The domes were camouflaged, blending seamlessly in with their surroundings by means of chameleonware. They had only found them because Benzamir’s bugs had been tracked to the precise location.
Hunting the desert inland, he found pop-up gun emplacements and mobile mines. He weighed up in his mind whether he had enough armaments to win a head-on assault. The name on his map said Skeleton Coast. It wasn’t a promising start.
Benzamir stared deep into the heart of the image. ‘They must know we’re coming. Why won’t they talk to me?’
‘Because they want you down there. All prudence dictates that you destroy them from here and collect their charred corpses for burial later, but they know it’s you now. They know how you’ll behave. You won’t fire first.’
They spoke in Nu, and Ariadne would not translate.
‘I still have to inform them of the Council’s charges.’
‘Then write it down, put it in a drop-pod and ram it through their ceiling.’ Her voice was sharp, brittle with almost human anger. ‘They killed a ship. They don’t deserve consideration.’
‘And I have to work under different rules to you. I have to live within the law.’
‘You can still negotiate from a position of strength. If I land, we’ve lost that. If I stay up here, I am a threat.’
He thought about it. ‘Well, there’s more than one way down, though I can’t honestly say that halo is my favourite form of travel.’
‘In full armour.’
‘As you say, in full armour.

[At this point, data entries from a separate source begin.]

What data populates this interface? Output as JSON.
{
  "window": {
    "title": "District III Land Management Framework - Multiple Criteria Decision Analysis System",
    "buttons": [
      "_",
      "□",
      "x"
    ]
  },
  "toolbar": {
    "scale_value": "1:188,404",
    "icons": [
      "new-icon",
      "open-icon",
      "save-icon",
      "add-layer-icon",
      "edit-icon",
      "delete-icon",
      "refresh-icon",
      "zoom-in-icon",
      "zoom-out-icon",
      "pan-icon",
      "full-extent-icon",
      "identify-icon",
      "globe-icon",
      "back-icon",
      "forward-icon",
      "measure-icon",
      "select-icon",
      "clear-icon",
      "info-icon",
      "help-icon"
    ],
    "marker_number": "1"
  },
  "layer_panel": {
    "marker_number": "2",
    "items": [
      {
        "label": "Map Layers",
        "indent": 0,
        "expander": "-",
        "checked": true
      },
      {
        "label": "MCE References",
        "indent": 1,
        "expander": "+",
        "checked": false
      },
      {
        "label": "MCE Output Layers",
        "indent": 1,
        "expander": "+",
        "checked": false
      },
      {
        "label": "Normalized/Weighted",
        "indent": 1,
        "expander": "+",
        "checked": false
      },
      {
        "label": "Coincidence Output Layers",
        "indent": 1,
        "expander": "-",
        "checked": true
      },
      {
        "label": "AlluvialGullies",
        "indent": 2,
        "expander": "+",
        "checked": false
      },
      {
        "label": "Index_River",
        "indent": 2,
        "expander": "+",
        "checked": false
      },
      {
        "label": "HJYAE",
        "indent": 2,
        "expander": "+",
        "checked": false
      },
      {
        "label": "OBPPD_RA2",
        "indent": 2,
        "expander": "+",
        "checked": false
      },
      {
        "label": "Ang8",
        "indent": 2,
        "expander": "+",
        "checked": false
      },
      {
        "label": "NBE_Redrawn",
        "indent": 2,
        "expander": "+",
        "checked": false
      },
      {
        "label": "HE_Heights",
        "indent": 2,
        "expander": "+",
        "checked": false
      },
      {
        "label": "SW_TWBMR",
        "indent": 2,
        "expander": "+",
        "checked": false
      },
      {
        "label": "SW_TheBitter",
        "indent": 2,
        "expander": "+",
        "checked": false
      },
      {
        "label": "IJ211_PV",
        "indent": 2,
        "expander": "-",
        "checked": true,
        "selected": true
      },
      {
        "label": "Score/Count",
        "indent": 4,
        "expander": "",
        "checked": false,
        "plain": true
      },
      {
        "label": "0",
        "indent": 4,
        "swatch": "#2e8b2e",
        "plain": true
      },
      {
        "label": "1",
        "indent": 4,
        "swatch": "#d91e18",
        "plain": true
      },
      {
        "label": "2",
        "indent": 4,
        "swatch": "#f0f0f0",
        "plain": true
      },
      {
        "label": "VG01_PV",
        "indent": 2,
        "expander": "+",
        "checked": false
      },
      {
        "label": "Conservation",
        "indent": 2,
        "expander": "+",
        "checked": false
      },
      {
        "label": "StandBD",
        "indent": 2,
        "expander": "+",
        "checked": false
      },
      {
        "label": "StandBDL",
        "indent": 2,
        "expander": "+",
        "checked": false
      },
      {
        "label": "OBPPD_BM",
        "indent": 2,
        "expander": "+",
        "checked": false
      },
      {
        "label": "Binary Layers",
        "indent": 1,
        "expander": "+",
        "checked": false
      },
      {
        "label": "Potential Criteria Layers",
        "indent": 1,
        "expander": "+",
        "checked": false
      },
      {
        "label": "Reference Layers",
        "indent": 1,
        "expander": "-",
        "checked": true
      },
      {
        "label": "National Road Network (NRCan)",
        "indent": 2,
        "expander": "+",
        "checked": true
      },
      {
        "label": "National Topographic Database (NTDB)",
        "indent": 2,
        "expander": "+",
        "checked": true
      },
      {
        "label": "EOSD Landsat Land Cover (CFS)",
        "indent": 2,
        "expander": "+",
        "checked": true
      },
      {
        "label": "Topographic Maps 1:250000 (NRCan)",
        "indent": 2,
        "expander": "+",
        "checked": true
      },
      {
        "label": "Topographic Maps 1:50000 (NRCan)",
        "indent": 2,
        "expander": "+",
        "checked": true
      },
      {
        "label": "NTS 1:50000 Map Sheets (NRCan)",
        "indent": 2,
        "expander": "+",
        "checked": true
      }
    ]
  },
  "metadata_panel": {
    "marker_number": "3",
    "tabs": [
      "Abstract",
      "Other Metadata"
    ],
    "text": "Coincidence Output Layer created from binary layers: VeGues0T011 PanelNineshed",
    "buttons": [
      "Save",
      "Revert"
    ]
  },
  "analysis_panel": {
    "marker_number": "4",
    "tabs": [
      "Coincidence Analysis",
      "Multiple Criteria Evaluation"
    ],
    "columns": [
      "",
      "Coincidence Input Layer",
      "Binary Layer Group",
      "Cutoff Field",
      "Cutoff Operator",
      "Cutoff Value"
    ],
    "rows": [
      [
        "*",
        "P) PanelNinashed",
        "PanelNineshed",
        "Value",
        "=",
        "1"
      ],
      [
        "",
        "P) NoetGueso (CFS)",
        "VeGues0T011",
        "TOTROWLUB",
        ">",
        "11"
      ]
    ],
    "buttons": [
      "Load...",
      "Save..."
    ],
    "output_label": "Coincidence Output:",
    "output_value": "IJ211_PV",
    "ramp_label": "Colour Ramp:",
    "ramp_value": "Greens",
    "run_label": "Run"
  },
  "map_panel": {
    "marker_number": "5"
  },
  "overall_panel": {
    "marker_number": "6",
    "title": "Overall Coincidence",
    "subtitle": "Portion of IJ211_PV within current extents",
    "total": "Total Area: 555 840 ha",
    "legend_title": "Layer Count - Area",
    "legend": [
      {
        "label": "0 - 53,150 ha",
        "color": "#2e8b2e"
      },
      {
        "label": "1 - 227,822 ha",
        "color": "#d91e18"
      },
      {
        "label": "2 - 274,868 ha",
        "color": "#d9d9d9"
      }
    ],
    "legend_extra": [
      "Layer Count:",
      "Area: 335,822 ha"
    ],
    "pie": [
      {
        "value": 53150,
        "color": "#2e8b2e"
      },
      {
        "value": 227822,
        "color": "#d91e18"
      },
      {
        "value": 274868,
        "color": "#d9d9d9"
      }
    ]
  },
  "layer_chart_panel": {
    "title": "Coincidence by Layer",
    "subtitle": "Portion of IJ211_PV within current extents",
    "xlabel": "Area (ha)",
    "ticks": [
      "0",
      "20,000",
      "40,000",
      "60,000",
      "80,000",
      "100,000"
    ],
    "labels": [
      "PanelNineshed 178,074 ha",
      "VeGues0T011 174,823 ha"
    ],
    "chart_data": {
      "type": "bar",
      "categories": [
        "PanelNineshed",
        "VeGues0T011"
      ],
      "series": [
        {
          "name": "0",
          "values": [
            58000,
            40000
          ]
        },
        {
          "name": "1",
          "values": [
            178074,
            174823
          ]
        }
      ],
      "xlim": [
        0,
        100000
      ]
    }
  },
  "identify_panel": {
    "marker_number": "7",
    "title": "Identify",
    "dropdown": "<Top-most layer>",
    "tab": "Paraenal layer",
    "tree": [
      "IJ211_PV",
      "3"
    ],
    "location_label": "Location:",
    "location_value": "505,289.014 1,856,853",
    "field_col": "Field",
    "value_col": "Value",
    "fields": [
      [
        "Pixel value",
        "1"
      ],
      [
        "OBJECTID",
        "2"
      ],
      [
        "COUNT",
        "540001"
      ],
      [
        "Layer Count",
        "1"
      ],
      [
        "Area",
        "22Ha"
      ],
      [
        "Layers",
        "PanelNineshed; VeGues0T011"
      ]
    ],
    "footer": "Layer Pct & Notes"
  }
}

Oh joy.’
Ariadne wiped the display and replaced it with the real-time image of north-east Africa, hanging stationary underneath.

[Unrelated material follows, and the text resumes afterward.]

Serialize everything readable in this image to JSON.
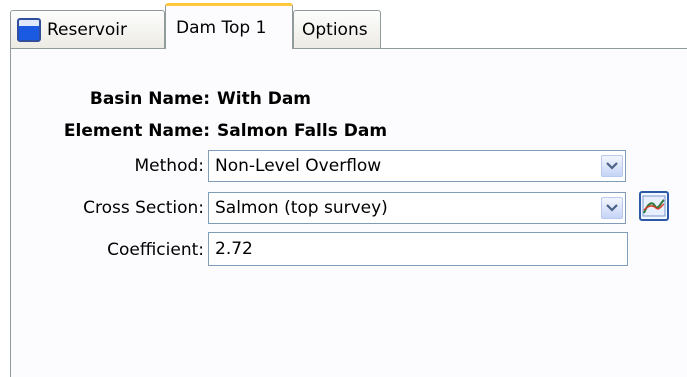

‘It scares me when you don’t orbit,’ Benzamir said. ‘It feels like there’s nothing holding us up.’
‘So I flaunt my inertial drive,’ she said. ‘What equipment do you need?’

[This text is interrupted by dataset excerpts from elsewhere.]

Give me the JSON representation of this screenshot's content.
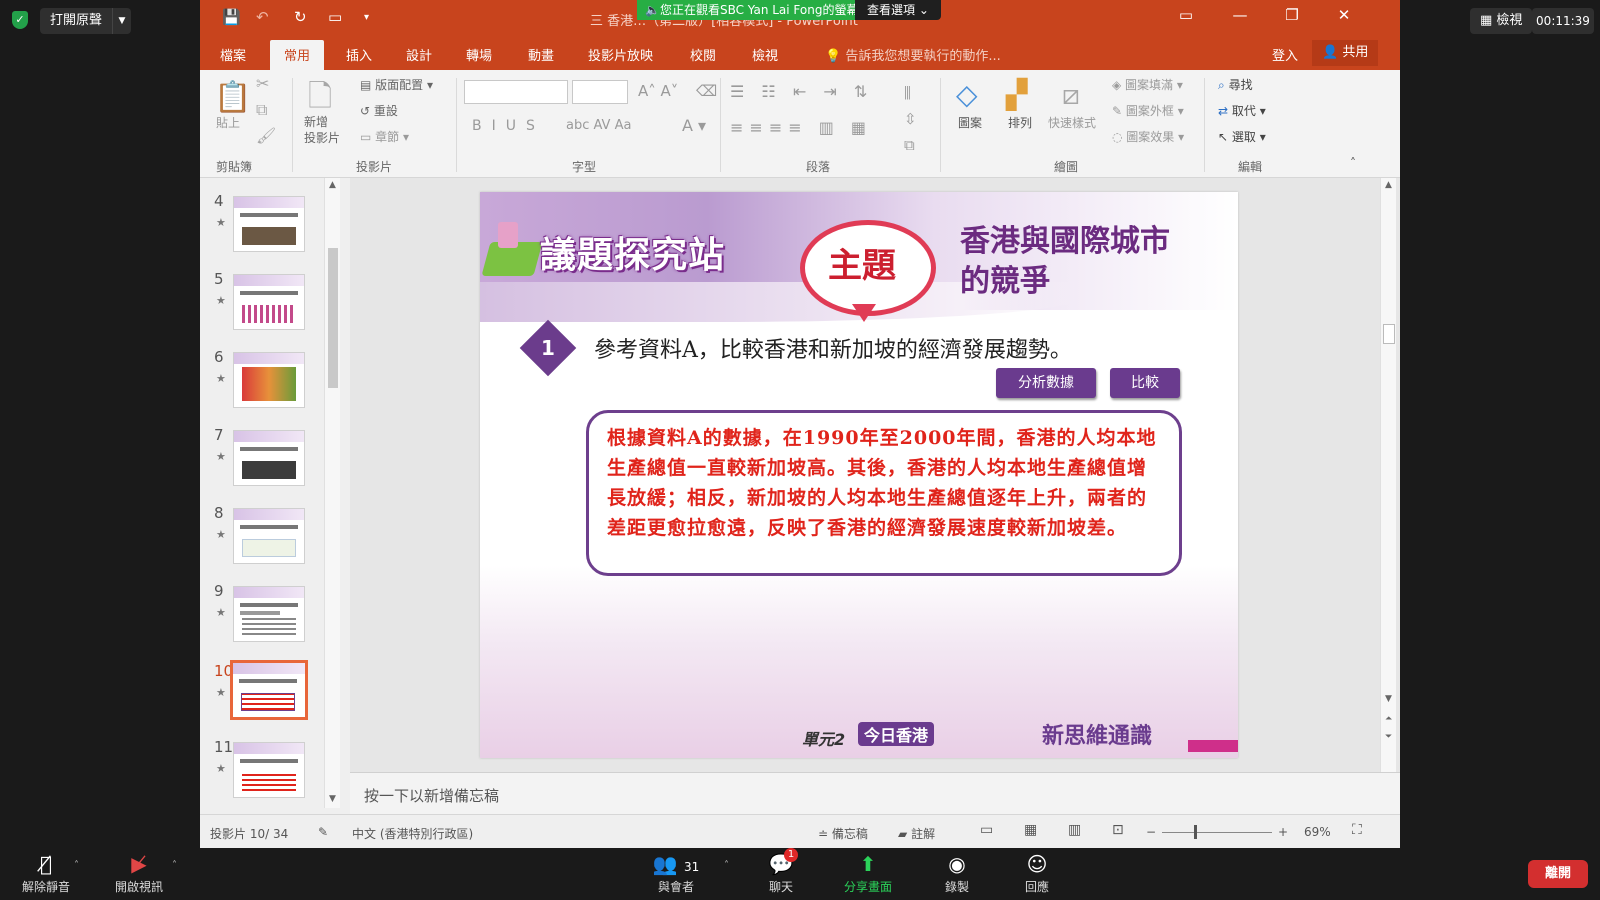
{
  "zoom_top": {
    "original_sound": "打開原聲",
    "view": "檢視",
    "timer": "00:11:39"
  },
  "ppt": {
    "share_banner": "您正在觀看SBC Yan Lai Fong的螢幕",
    "view_options": "查看選項",
    "window_title": "三 香港…（第二版）[相容模式] - PowerPoint",
    "tabs": [
      "檔案",
      "常用",
      "插入",
      "設計",
      "轉場",
      "動畫",
      "投影片放映",
      "校閱",
      "檢視"
    ],
    "active_tab": "常用",
    "tell_me": "告訴我您想要執行的動作...",
    "sign_in": "登入",
    "share": "共用",
    "ribbon": {
      "groups": [
        "剪貼簿",
        "投影片",
        "字型",
        "段落",
        "繪圖",
        "編輯"
      ],
      "paste": "貼上",
      "new_slide": "新增\n投影片",
      "layout": "版面配置",
      "reset": "重設",
      "section": "章節",
      "shapes": "圖案",
      "arrange": "排列",
      "quick_styles": "快速樣式",
      "shape_fill": "圖案填滿",
      "shape_outline": "圖案外框",
      "shape_effects": "圖案效果",
      "find": "尋找",
      "replace": "取代",
      "select": "選取"
    },
    "thumbnails": [
      {
        "num": "4"
      },
      {
        "num": "5"
      },
      {
        "num": "6"
      },
      {
        "num": "7"
      },
      {
        "num": "8"
      },
      {
        "num": "9"
      },
      {
        "num": "10"
      },
      {
        "num": "11"
      }
    ],
    "selected_slide": "10",
    "notes_placeholder": "按一下以新增備忘稿",
    "status": {
      "slide_info": "投影片 10/ 34",
      "language": "中文 (香港特別行政區)",
      "notes": "備忘稿",
      "comments": "註解",
      "zoom": "69%"
    }
  },
  "slide": {
    "logo": "議題探究站",
    "topic_badge": "主題",
    "topic_line1": "香港與國際城市",
    "topic_line2": "的競爭",
    "question_number": "1",
    "question": "參考資料A，比較香港和新加坡的經濟發展趨勢。",
    "button_analyze": "分析數據",
    "button_compare": "比較",
    "answer": "根據資料A的數據，在1990年至2000年間，香港的人均本地生產總值一直較新加坡高。其後，香港的人均本地生產總值增長放緩；相反，新加坡的人均本地生產總值逐年上升，兩者的差距更愈拉愈遠，反映了香港的經濟發展速度較新加坡差。",
    "unit_label": "單元2",
    "unit_name": "今日香港",
    "brand": "新思維通識"
  },
  "zoom_bottom": {
    "unmute": "解除靜音",
    "start_video": "開啟視訊",
    "participants": "與會者",
    "participants_count": "31",
    "chat": "聊天",
    "chat_badge": "1",
    "share_screen": "分享畫面",
    "record": "錄製",
    "reactions": "回應",
    "leave": "離開"
  },
  "colors": {
    "ppt_accent": "#c8441d",
    "slide_purple": "#6a3b8e",
    "answer_red": "#e0241b",
    "zoom_green": "#2bd35a",
    "leave_red": "#d32f2f"
  }
}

‘Give me everything. If I don’t use it, it doesn’t matter. If I do, I’ll need it straight away.’ He turned to the people who’d travelled with him and whom he now considered friends. ‘I’m going down. I need to try and persuade them to give up and come with me.’
‘And when they don’t?’ said Alessandra.
‘I suppose I’ll have to make them.’
‘Can’t you just . . . you know . . .?’ She pointed her finger.
‘Yes. I could.’
‘Your course is honourable, Maghrebi, but you lack faith,’ said Va. ‘There’ll be no need to fight your rebels. God will not be thwarted, and it’s His will that the books are returned.’
‘I am not going naked. And yes, I lack faith. I trust in doubt to keep me alive.’ Benzamir watched Va’s face sour, but he was in a fragile mood. ‘I woke up the bugs on the book I gave to the emperor. I expect they’re all in one of the domes below, except the one you lost.’
Va narrowed his eyes and said nothing more.
‘Come on then. If you’re going to lend a hand, now’s the time.’ He led them to the cargo bay – all those who didn’t think armour weakness and weapons wrong. Ariadne brightened the lights and signalled with coloured telltales where the pieces of Benzamir’s battlesuit were stored.
It took a little while to put it all back together. Said helped, as did Elenya and Alessandra. Wahir played with the parts until they were needed, when he reluctantly gave them up.
‘Are you seriously going to wear this?’ Alessandra looked at the result of their work, a huge figure with oversized limbs. ‘It’s so heavy that four of us can barely lift one part of it.’
‘You don’t wear it, not how you think of wearing it.’ Benzamir went round the back of the giant and pulled and twisted two catches. ‘It carries you. Really, you didn’t think my head would go up into the helmet with my feet still on the ground?’
‘Master would have to be twice his height!’ laughed Wahir nervously. ‘But what do you do then? It looks very fierce.’
‘You crouch inside the body.’ He heaved, and the back split from waist to shoulders. ‘Everything is controlled by movement and thought. Like a big puppet. I walk, it walks. I run, it runs. Like this.’ He clambered up until he was balanced on the suit’s back like an new insect inspecting its larva-casing.